Navigating new waters with the Royal Canadian Navy
After four long-range patrol submarines crossed the ocean from Britain's Royal Navy to join the fleet of the Royal Canadian Navy, they were renamed HMCS Victoria, Windsor, Chicoutimi and Corner Brook. These Victoria Class submarines have since been equipped with new systems that are essential to their ongoing operation and will include a state-of-the-art autopilot control system designed and developed in Canada.
To modernize these vessels, Hans Pall, a Senior Engineer with the Department of National Defence (DND), and his team were tasked with identifying the most critical and high-priority items requiring replacement. This included the autopilot system which, when engaged, automatically adjusts and compensates for any disturbance that could affect the submarine's set course through the water, either on the surface or when submerged.
This meant finding the right partners to help design, build and test a new autopilot system from scratch before installing it and testing it at sea. Realizing that they needed outside expertise, Pall's team enlisted the help of the National Research Council's (NRC) Marine Vehicles program, whose specialties include developing advanced control technologies.
Modelling for success
While submarines are built for longevity, they still require regularly scheduled upgrades to remain operationally up to date. "Getting background information about the original autopilot system would have been helpful," says Pall. "But, like much of the intelligence in defence circles, that information was classified, so we had to figure it out for ourselves."
What began as an advisory role quickly expanded into a true collaborative partnership among NRC, DND, DRDC Atlantic and Montreal's L-3 MAPPS, the supplier of control and simulation solutions selected to build the new system. Phase one included developing the design specifications for the new autopilot system, followed by the creation of a numerical modeling evaluation tool based on DRDC's submarine simulation software and the evaluation of prototype designs.

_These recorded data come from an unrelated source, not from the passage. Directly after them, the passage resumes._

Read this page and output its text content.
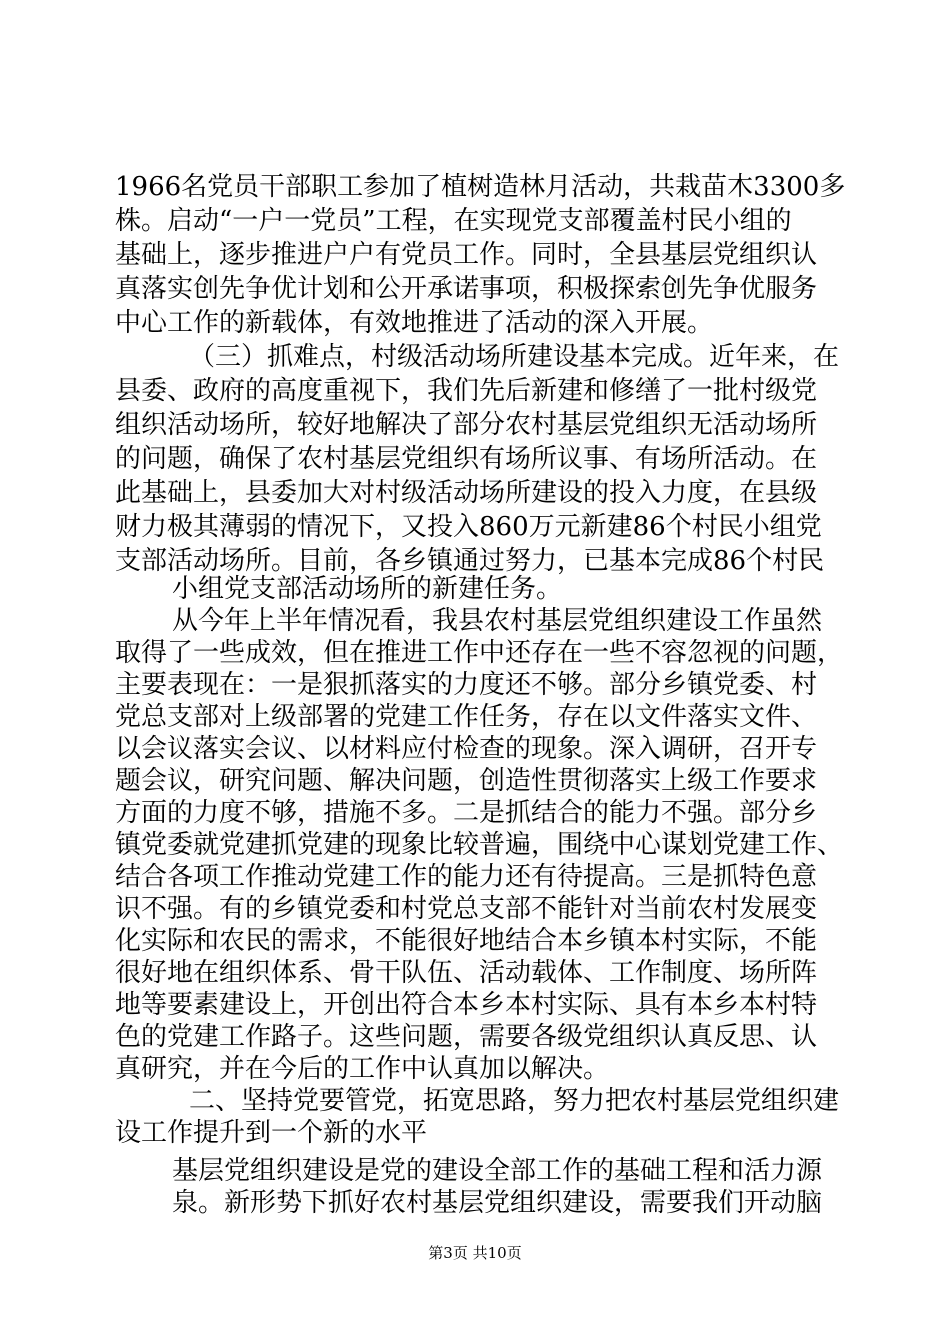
1966名党员干部职工参加了植树造林月活动，共栽苗木3300多
株。启动“一户一党员”工程，在实现党支部覆盖村民小组的
基础上，逐步推进户户有党员工作。同时，全县基层党组织认
真落实创先争优计划和公开承诺事项，积极探索创先争优服务
中心工作的新载体，有效地推进了活动的深入开展。
（三）抓难点，村级活动场所建设基本完成。近年来，在
县委、政府的高度重视下，我们先后新建和修缮了一批村级党
组织活动场所，较好地解决了部分农村基层党组织无活动场所
的问题，确保了农村基层党组织有场所议事、有场所活动。在
此基础上，县委加大对村级活动场所建设的投入力度，在县级
财力极其薄弱的情况下，又投入860万元新建86个村民小组党
支部活动场所。目前，各乡镇通过努力，已基本完成86个村民
小组党支部活动场所的新建任务。
从今年上半年情况看，我县农村基层党组织建设工作虽然
取得了一些成效，但在推进工作中还存在一些不容忽视的问题，
主要表现在：一是狠抓落实的力度还不够。部分乡镇党委、村
党总支部对上级部署的党建工作任务，存在以文件落实文件、
以会议落实会议、以材料应付检查的现象。深入调研，召开专
题会议，研究问题、解决问题，创造性贯彻落实上级工作要求
方面的力度不够，措施不多。二是抓结合的能力不强。部分乡
镇党委就党建抓党建的现象比较普遍，围绕中心谋划党建工作、
结合各项工作推动党建工作的能力还有待提高。三是抓特色意
识不强。有的乡镇党委和村党总支部不能针对当前农村发展变
化实际和农民的需求，不能很好地结合本乡镇本村实际，不能
很好地在组织体系、骨干队伍、活动载体、工作制度、场所阵
地等要素建设上，开创出符合本乡本村实际、具有本乡本村特
色的党建工作路子。这些问题，需要各级党组织认真反思、认
真研究，并在今后的工作中认真加以解决。
二、坚持党要管党，拓宽思路，努力把农村基层党组织建
设工作提升到一个新的水平
基层党组织建设是党的建设全部工作的基础工程和活力源
泉。新形势下抓好农村基层党组织建设，需要我们开动脑
第3页 共10页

The second phase involved the construction of a working model submarine 1/15th the size of the actual vessel and submerging it into a massive 200m x 12m x 7m tank—the largest facility of its kind in Canada—at NRC's facilities in St. John's, Newfoundland. By testing the model in NRC's towing tank, the teams were able to collect full-scale baseline data on the existing autopilot systems in order to build the new software.
Full steam ahead
NRC's modelling facility proved an ideal testing ground for the upgraded autopilot system as it allowed DND to see the trial software in action as the model submarine could be manoeuvered on command. This helped them to assess how well the system worked and to move into production with confidence. It also provided the teams with an opportunity to do some advanced analysis before taking the project into the open waters.
According to NRC project manager and systems engineer David Millan, NRC's marine models can be reused or customized to any number of different projects of specifications. "We can build models of not only ships and other marine vessels, but also harbours to test whether different ships can get in and out safely," explains Millan. And by simulating various sea conditions in the towing tank, it "gave all partners the information they needed to fulfill their roles," adds Pall.
While DND continues to work with NRC on the full-scale at-sea trials, the success of this collaborative approach to technology development goes beyond the public sector. It means that Canada can now offer this innovative technology to the global marketplace. All with the goal of propelling Canadian industry forward.